Page 157 - !ROA2017-02
P. 157
Richtlijn Ontwerp Autosnelwegen 2017 | 27 november 2017
Voor de standaard weginrichting (zie
tabel 9.3) worden de volgende uitgangspunten gehanteerd:
- ontwerpsnelheid hoofdbaan is 120 km/u;
- bij de bepaling van de afstand tussen binnenkant kantstreep en het zichtbelemmerend object
(d z ) is de afschermingsvoorziening als maatgevend zichtbeperkend element aangemerkt en is
ervan uitgegaan dat de situatie aan de (standaard) middenbermzijde maatgevend is vanwege
de smallere berm en het feit dat de bestuurder links in de auto zit.

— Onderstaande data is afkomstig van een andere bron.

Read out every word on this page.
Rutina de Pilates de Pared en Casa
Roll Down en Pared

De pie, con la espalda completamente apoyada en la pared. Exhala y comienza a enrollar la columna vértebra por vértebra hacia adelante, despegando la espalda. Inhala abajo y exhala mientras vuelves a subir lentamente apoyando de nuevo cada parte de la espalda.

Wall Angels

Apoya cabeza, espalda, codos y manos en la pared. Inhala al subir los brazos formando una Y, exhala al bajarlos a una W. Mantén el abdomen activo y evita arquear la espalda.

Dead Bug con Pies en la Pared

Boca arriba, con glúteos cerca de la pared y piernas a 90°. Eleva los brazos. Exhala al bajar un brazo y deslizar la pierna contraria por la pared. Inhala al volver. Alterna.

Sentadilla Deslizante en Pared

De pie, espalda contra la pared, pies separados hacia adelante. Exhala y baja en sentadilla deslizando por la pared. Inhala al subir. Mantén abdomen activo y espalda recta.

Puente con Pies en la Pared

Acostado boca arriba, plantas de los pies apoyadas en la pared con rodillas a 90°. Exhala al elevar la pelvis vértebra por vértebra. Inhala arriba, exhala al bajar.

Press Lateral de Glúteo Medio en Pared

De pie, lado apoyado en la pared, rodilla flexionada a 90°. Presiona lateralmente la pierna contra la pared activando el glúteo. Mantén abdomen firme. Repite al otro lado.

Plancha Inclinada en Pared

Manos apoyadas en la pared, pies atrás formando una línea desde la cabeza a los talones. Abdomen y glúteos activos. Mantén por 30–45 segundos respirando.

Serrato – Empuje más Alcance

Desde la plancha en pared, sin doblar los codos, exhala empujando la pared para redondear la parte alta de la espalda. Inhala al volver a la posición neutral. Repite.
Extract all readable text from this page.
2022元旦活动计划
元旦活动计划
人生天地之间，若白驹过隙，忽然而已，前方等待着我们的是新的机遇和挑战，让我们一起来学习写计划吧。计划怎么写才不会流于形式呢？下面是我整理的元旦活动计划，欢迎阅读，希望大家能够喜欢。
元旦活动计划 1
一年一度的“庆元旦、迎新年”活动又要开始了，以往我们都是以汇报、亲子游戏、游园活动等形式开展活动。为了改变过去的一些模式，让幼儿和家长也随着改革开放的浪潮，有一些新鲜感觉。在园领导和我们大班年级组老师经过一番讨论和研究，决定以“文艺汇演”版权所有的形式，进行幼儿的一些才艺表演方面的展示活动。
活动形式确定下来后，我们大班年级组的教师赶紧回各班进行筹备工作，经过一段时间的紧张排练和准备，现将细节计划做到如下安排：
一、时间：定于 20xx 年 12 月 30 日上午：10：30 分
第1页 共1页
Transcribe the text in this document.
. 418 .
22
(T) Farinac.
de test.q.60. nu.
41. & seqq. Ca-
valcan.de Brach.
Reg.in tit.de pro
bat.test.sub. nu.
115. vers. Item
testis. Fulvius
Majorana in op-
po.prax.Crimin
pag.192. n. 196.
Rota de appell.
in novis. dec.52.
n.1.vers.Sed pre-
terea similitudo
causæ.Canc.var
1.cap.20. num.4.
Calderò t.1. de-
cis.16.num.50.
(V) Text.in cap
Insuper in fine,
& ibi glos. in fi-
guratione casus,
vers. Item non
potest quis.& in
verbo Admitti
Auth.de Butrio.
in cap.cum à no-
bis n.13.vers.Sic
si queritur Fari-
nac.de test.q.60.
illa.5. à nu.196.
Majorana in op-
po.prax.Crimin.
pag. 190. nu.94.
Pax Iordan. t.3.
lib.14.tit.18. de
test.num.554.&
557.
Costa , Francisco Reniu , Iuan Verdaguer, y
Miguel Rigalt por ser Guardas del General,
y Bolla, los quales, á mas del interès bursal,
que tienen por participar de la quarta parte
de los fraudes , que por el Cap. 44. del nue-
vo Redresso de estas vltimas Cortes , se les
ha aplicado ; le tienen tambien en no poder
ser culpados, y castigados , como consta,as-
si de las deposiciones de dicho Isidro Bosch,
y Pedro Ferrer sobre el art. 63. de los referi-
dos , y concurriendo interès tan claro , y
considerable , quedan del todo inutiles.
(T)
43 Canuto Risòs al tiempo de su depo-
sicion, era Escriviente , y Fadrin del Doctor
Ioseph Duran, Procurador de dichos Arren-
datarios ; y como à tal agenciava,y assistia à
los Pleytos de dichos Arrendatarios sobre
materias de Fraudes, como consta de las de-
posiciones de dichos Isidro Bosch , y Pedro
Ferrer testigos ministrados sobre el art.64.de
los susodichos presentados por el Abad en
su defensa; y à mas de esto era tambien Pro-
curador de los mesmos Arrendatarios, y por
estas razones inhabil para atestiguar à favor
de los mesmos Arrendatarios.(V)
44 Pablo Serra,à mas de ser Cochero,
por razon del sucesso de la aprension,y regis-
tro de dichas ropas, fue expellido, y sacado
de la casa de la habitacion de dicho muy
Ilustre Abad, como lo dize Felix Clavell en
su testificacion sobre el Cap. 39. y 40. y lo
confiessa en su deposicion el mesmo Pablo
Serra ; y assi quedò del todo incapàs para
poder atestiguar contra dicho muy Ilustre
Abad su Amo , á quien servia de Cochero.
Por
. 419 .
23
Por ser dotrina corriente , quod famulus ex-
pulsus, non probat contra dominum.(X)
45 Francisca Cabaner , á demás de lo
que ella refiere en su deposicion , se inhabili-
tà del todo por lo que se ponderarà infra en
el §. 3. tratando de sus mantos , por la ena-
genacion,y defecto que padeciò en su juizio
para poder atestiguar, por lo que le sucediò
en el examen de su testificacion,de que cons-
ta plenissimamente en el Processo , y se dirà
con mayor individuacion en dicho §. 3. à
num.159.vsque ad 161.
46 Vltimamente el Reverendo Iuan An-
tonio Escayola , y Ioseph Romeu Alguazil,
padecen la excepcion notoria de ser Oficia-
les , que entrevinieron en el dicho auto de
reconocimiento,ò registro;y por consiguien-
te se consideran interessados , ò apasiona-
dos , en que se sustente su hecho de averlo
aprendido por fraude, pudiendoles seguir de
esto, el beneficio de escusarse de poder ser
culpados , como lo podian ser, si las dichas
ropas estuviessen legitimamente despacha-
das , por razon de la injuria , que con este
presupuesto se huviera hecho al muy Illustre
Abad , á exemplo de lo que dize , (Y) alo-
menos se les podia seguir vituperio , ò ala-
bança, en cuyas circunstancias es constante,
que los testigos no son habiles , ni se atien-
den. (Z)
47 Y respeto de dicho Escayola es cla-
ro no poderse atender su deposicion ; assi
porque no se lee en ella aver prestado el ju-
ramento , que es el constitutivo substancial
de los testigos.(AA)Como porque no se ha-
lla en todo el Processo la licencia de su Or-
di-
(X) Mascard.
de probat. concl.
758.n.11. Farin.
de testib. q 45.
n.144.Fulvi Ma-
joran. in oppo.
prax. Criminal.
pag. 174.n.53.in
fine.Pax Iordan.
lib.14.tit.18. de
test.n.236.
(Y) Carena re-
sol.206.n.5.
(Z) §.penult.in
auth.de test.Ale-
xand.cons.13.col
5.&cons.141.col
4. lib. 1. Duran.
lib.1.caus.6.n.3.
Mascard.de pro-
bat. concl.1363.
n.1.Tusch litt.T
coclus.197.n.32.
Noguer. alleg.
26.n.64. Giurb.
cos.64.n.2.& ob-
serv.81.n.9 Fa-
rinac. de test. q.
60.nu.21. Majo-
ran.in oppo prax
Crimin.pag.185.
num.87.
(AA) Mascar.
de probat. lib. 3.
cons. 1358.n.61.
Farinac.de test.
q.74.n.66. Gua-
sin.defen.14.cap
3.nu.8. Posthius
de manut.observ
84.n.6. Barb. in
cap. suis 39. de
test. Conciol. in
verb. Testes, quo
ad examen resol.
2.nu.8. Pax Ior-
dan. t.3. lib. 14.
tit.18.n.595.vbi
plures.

In afwijkende situaties
dient een berekening met een andere waarde voor d z te worden verricht;
- voertuig op linkerrijstrook in linksdraaiende boog is maatgevend vanwege het feit dat de
bestuurder links in de auto zit en omdat de middenbermzijde smaller is vormgegeven;
- berekening stopzichtlengte op basis van ‘natte wrijvingscoëfficiënt’, zoals bij standaard
wegvakken;
- de afstand tussen binnenkant kantstreep en waarneempunt (bestuurder) (d w ) is op basis van
een rijstrookbreedte van 3,50 m bepaald. Bij een afwijkende rijstrookbreedte wordt de
grootte van d w in verhouding berekend.
Bij een andere inrichting van het dwarsprofiel zullen andere boogstralen worden aangetroffen;
hiertoe dient de berekening te worden uitgevoerd met de van toepassing zijnde dimensies.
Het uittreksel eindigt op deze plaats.